Serotonin, the happy hormone, is made in the gut. If the gut is being fed artificial, additive-packed food, then no nutrients are being absorbed. Artificial flavorings, known as excitotoxins, are flavors that hyper stimulate the brain—leading to sugar highs then sluggish crashes. All the while, the overstimulation of brain cells leads to cell death.
When it comes to exercise, the phrase “You are what you eat” takes on a whole new meaning. Food is not just about satisfying hunger—it’s your body’s fuel, powering every movement, lift, and stride. Choosing the right foods before and after a workout can maximize energy, enhance performance, and speed up recovery.
Let’s get physical
Exercise demands energy, and that energy comes primarily from three macronutrients: carbohydrates, fat, and protein. It also consumes energy from them in that same order.
• Carbohydrates: The body’s preferred energy source, especially for high-intensity workouts; these are your body’s first energy source
• Fats: Provide sustained energy for longer, lower-intensity activity
• Proteins: Essential for muscle repair and recovery. The body draws from this as a last resort
Not all workouts use the same kind of fuel—your body taps into different energy sources, depending on the intensity, duration, and type of movement.
1. High-intensity training: Sprints, HIIT, circuit workouts, or running
Best fuel: Carbohydrates
When you’re pushing your body hard and fast, carbohydrates are key. Your muscles rely on stored glycogen, which comes from carbohydrates, to power through explosive movements.
2. Strength training: Weightlifting and resistance work
Best fuel: Protein and carbohydrates
Building and repairing muscles requires protein, but you still need carbs to power your lifts.

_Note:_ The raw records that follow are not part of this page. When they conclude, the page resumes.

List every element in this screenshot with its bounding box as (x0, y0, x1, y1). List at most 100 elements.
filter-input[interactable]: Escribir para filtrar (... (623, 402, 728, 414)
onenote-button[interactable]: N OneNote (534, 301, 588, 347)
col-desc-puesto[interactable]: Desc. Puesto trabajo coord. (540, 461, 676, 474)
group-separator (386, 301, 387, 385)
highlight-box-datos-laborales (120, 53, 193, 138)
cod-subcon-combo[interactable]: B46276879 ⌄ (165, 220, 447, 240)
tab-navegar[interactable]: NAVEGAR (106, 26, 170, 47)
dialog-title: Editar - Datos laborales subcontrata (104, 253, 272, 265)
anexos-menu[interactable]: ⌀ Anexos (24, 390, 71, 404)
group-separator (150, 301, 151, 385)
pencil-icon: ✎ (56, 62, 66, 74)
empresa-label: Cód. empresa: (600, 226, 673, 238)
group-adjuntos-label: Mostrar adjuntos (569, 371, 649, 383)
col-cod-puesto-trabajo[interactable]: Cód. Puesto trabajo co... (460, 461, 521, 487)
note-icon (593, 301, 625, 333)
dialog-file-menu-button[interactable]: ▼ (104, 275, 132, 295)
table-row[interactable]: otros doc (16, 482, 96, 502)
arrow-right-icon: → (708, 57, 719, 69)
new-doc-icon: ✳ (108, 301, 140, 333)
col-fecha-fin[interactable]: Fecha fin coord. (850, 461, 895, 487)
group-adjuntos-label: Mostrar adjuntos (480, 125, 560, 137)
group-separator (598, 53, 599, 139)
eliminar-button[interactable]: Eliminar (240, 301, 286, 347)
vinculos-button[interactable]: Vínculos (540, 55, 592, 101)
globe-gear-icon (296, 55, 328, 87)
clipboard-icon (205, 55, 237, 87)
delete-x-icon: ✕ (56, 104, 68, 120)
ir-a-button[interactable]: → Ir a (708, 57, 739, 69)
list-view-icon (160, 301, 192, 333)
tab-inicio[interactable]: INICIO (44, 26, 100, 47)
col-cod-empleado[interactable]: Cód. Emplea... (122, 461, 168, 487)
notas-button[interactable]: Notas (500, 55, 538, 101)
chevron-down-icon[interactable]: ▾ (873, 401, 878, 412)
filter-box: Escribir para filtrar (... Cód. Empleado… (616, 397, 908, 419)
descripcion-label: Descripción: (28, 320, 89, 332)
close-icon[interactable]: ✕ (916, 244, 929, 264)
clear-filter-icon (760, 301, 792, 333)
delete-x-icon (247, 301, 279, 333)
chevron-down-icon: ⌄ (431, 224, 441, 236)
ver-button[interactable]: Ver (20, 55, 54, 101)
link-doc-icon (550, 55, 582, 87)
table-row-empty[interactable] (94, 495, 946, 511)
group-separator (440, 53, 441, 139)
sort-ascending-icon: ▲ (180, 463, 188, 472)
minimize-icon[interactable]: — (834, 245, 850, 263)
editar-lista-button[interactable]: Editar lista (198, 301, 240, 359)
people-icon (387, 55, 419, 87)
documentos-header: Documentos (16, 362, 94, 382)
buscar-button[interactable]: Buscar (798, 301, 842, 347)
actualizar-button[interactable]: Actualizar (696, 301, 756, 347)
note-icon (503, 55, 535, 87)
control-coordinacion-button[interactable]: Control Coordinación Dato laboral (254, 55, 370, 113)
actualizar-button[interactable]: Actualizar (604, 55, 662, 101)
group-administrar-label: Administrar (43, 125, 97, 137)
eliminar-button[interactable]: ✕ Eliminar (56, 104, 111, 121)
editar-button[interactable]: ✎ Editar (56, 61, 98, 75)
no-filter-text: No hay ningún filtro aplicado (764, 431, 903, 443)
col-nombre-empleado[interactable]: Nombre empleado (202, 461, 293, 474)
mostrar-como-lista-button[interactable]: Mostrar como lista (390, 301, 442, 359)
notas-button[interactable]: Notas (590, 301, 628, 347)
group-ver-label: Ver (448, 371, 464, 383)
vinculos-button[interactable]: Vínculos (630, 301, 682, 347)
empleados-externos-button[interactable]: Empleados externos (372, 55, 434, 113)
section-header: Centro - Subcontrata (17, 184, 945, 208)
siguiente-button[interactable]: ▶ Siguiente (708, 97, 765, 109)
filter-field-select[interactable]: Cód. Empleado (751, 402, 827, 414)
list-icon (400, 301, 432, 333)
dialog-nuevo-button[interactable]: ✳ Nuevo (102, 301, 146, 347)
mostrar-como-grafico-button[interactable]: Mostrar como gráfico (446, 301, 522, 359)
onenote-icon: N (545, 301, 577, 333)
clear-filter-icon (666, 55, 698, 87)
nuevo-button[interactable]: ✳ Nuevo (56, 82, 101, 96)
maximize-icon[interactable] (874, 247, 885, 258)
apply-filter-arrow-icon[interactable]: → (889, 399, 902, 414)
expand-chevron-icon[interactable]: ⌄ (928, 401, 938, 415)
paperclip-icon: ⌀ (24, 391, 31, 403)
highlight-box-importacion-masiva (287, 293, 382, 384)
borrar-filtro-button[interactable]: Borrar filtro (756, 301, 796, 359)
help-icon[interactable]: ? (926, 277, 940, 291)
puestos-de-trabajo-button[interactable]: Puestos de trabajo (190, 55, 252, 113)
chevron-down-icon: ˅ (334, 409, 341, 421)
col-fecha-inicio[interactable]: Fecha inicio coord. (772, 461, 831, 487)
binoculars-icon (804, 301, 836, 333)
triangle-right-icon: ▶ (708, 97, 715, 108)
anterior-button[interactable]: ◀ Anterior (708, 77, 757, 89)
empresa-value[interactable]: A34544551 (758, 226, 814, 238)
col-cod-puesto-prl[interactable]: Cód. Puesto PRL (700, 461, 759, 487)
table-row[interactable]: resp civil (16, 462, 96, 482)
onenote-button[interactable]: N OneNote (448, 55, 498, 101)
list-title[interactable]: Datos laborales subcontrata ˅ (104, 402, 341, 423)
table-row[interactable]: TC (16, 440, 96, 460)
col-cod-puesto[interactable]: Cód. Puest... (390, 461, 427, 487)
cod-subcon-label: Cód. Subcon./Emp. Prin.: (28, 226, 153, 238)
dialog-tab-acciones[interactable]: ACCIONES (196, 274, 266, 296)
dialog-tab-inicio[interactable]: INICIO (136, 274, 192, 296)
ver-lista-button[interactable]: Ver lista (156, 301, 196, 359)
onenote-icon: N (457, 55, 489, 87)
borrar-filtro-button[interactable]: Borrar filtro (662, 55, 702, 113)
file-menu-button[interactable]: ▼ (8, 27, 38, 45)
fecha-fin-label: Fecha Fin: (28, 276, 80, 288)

My current favorite meal for a day for when I am doing both cardio and resistance work is Bob’s Redmill protein oats. I add some dried fruit to this too, because it tastes great. One third cup is enough to get me through walking, tennis, and a weight training session.
3. Endurance workouts: Running, cycling, or swimming
Best fuel: Carbohydrates and fats
Endurance sports require sustained energy. Carbs provide quick fuel, while fats support longer-lasting energy needs.
Bob’s Redmill peanut butter and chocolate oats bar has macros that come in a perfect ratio for what your body would use for energy, starting with carbohydrates, fat, then protein. My other current favorite source of carbohydrates before a long day is Bob’s Red Mill maple sea salt homestyle granola—especially because it is gluten free.
I have also found that hydration during a prolonged workout, like tennis or running, also requires replenishing with electrolytes. I came across Slow, which is proudly Filipino and made using coconut sap from coconuts in Palawan. The low glycemic index won’t spike your sugar, while the liquid contains 20 amino acids, essential for muscle repair.
4. Low-impact workouts: Yoga and Pilates
Best fuel: Light, balanced meals
These workouts don’t burn glycogen as quickly, so a light meal will suffice. Yogurt, fruit, or even a protein shake work best as a source of energy
Time your meals right
• Before workouts: Eat one to three hours ahead to give your body time to digest
• After workouts: Refuel within 30 to 60 minutes to maximize recovery
For energy on-the-go
Most of the time, lacking a good source of healthy food can be the downfall to your healthy eating plan. I have found that being prepared by bringing your own snacks is the best way to prevent yourself from having to eat fast food. Healthy Options crunchy nut mix in Italian and Asian flavors are a great solution for this problem. One pack of nuts has 12 grams of protein.